A flurry of memos headed “WHITE SLAVE TRAFFIC ACT” trace the Bureau’s furious hunt for evidence linking Flynn sexually with Eddington. An informant who spent time with them aboard the Sirocco reported that “the subject [Flynn] was attentive to the victim [Eddington], but no improper act ever took present [sic] within the sight” of him. However, the informant added, Flynn and Eddington would at times leave the launch and go to nearby beaches.
Another informant spoke with the night watchman at the Riviera Hotel, where the couple were staying in separate cottages.
“To his knowledge,” says the report, “the subject and victim had never occupied the same room and he had never observed either of them going to the other’s room. He did state, however, that on one occasion the subject and the victim left the hotel at about 7 p.m. and did not return until the next morning.”
Not the stuff on which to build an airtight case. So a December 11, 1943, teletype signalled the end of the chase: “EVIDENCE NOT SHOWING SEXUAL INTERCOURSE IN MEXICO.”
Back in the U.S., Flynn made Eddington his second wife (his first marriage, to Lili Damita, an actress five years his senior, ended in 1942), but after six years and two children, Eddington became disgusted and flew the coop. “I knew he was sleeping with other women,” she said later. “He was rotating them in the same bed we used.”
Flynn didn’t wait long to embarrass his third wife, actress Patrice Wymore. French policemen gate-crashed the couple’s 1951 wedding reception to arrest him for raping a 17-year-old girl. Asked for a dossier on the actor, the FBI simply reported that their efforts to nab Flynn on similar charges had come to nothing.

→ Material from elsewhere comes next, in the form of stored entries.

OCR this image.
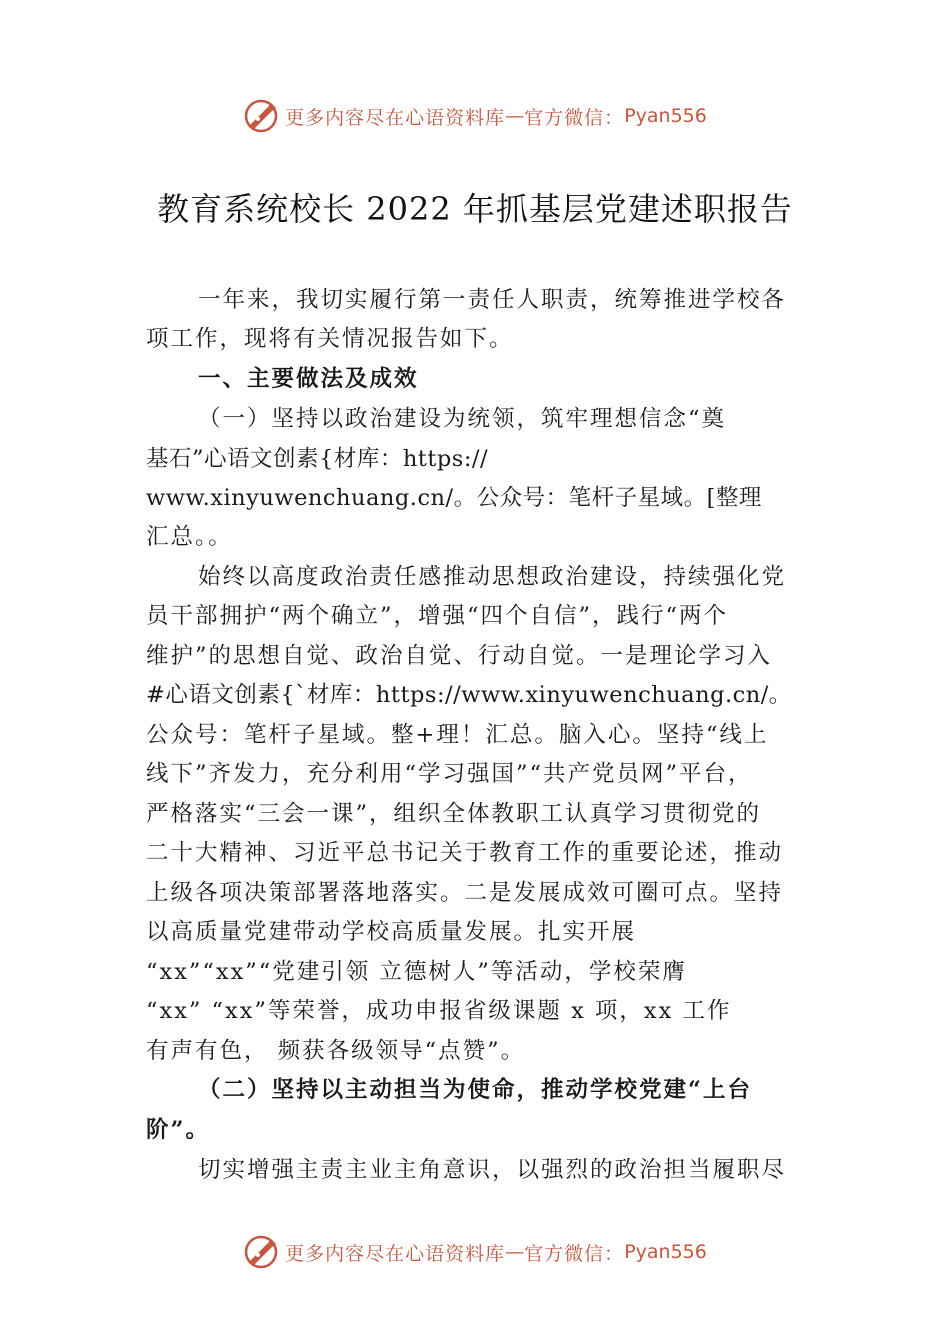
更多内容尽在心语资料库 — 官方微信： Pyan556
教育系统校长 2022 年抓基层党建述职报告
一年来，我切实履行第一责任人职责，统筹推进学校各
项工作，现将有关情况报告如下。
一、主要做法及成效
（一）坚持以政治建设为统领，筑牢理想信念“奠
基石”心语文创素{材库：https://
www.xinyuwenchuang.cn/。公众号：笔杆子星域。[整理
汇总。。
始终以高度政治责任感推动思想政治建设，持续强化党
员干部拥护“两个确立”，增强“四个自信”，践行“两个
维护”的思想自觉、政治自觉、行动自觉。一是理论学习入
#心语文创素{`材库：https://www.xinyuwenchuang.cn/。
公众号：笔杆子星域。整+理！汇总。脑入心。坚持“线上
线下”齐发力，充分利用“学习强国”“共产党员网”平台，
严格落实“三会一课”，组织全体教职工认真学习贯彻党的
二十大精神、习近平总书记关于教育工作的重要论述，推动
上级各项决策部署落地落实。二是发展成效可圈可点。坚持
以高质量党建带动学校高质量发展。扎实开展
“xx”“xx”“党建引领 立德树人”等活动，学校荣膺
“xx” “xx”等荣誉，成功申报省级课题 x 项，xx 工作
有声有色， 频获各级领导“点赞”。
（二）坚持以主动担当为使命，推动学校党建“上台
阶”。
切实增强主责主业主角意识，以强烈的政治担当履职尽
更多内容尽在心语资料库 — 官方微信： Pyan556
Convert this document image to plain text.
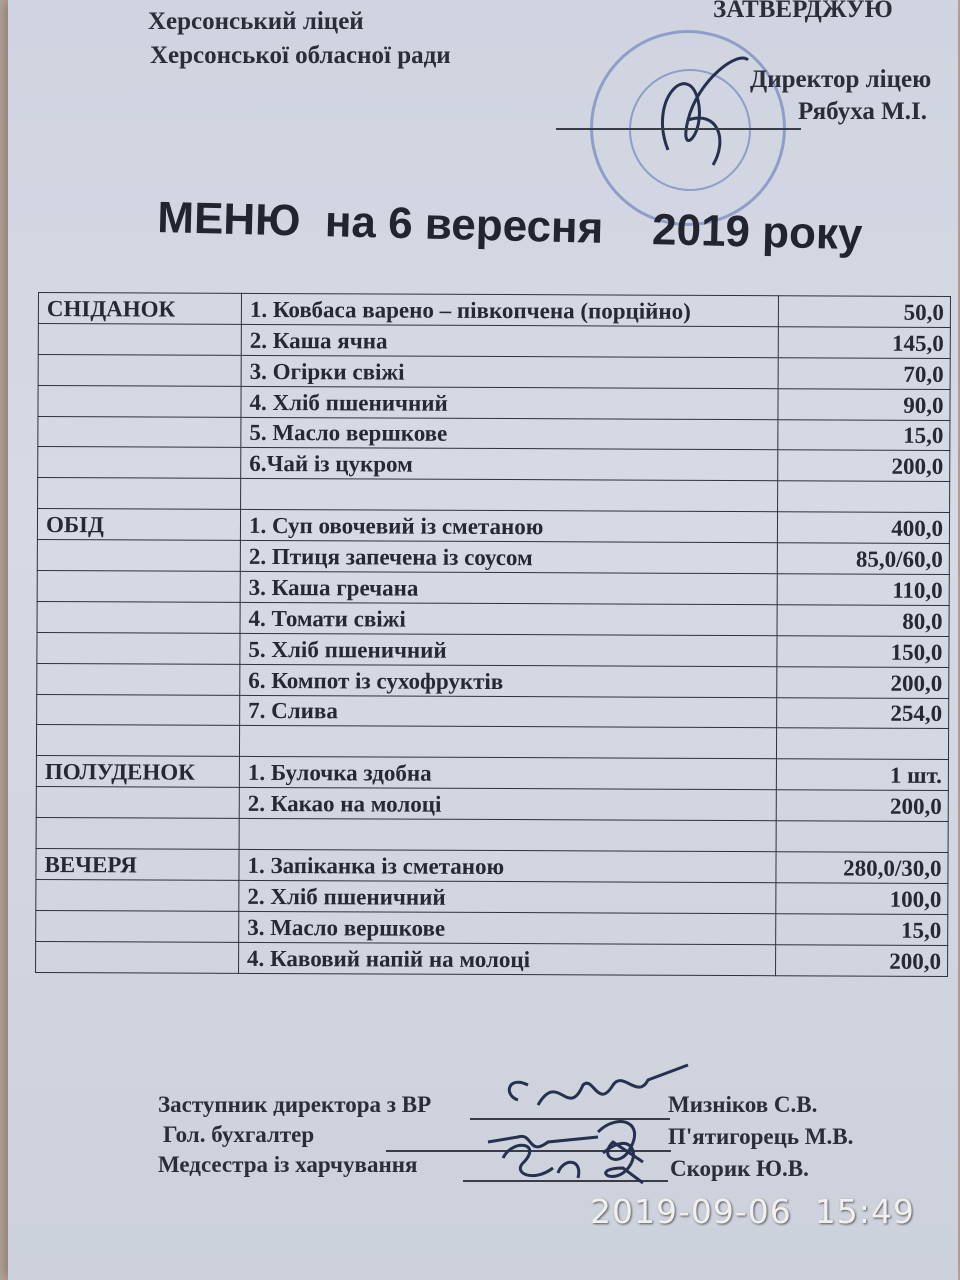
Херсонський ліцей
Херсонської обласної ради
ЗАТВЕРДЖУЮ
Директор ліцею
Рябуха М.І.
МЕНЮ  на 6 вересня    2019 року
СНІДАНОК	1. Ковбаса варено – півкопчена (порційно)	50,0
	2. Каша ячна	145,0
	3. Огірки свіжі	70,0
	4. Хліб пшеничний	90,0
	5. Масло вершкове	15,0
	6.Чай із цукром	200,0

ОБІД	1. Суп овочевий із сметаною	400,0
	2. Птиця запечена із соусом	85,0/60,0
	3. Каша гречана	110,0
	4. Томати свіжі	80,0
	5. Хліб пшеничний	150,0
	6. Компот із сухофруктів	200,0
	7. Слива	254,0

ПОЛУДЕНОК	1. Булочка здобна	1 шт.
	2. Какао на молоці	200,0

ВЕЧЕРЯ	1. Запіканка із сметаною	280,0/30,0
	2. Хліб пшеничний	100,0
	3. Масло вершкове	15,0
	4. Кавовий напій на молоці	200,0
Заступник директора з ВР	Мизніков С.В.
Гол. бухгалтер	П'ятигорець М.В.
Медсестра із харчування	Скорик Ю.В.
2019-09-06  15:49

Flynn got off this time, too. The girl charged that the rape had occurred in the shower compartment of the Sirocco. A judge took one look at the cramped space and dismissed the case. “So many girls claim they’ve been aboard, but surely I know those I’ve taken to the boudoir,” crowed Flynn.
Wife Patrice was further humiliated eight years later when her husband died in the arms of his mistress, Beverly Aadland, who was barely 17. Although only 50, doctors said Flynn, who was a prodigious drinker, had the body of an 80-year-old.
With his premature demise, the actor fulfilled one Bureau informant’s prophecy: “Flynn was a man perverted in his sexual desires [who] ultimately will cause Warner Bros. a considerable amount of difficulty if he doesn’t kill himself in the process.”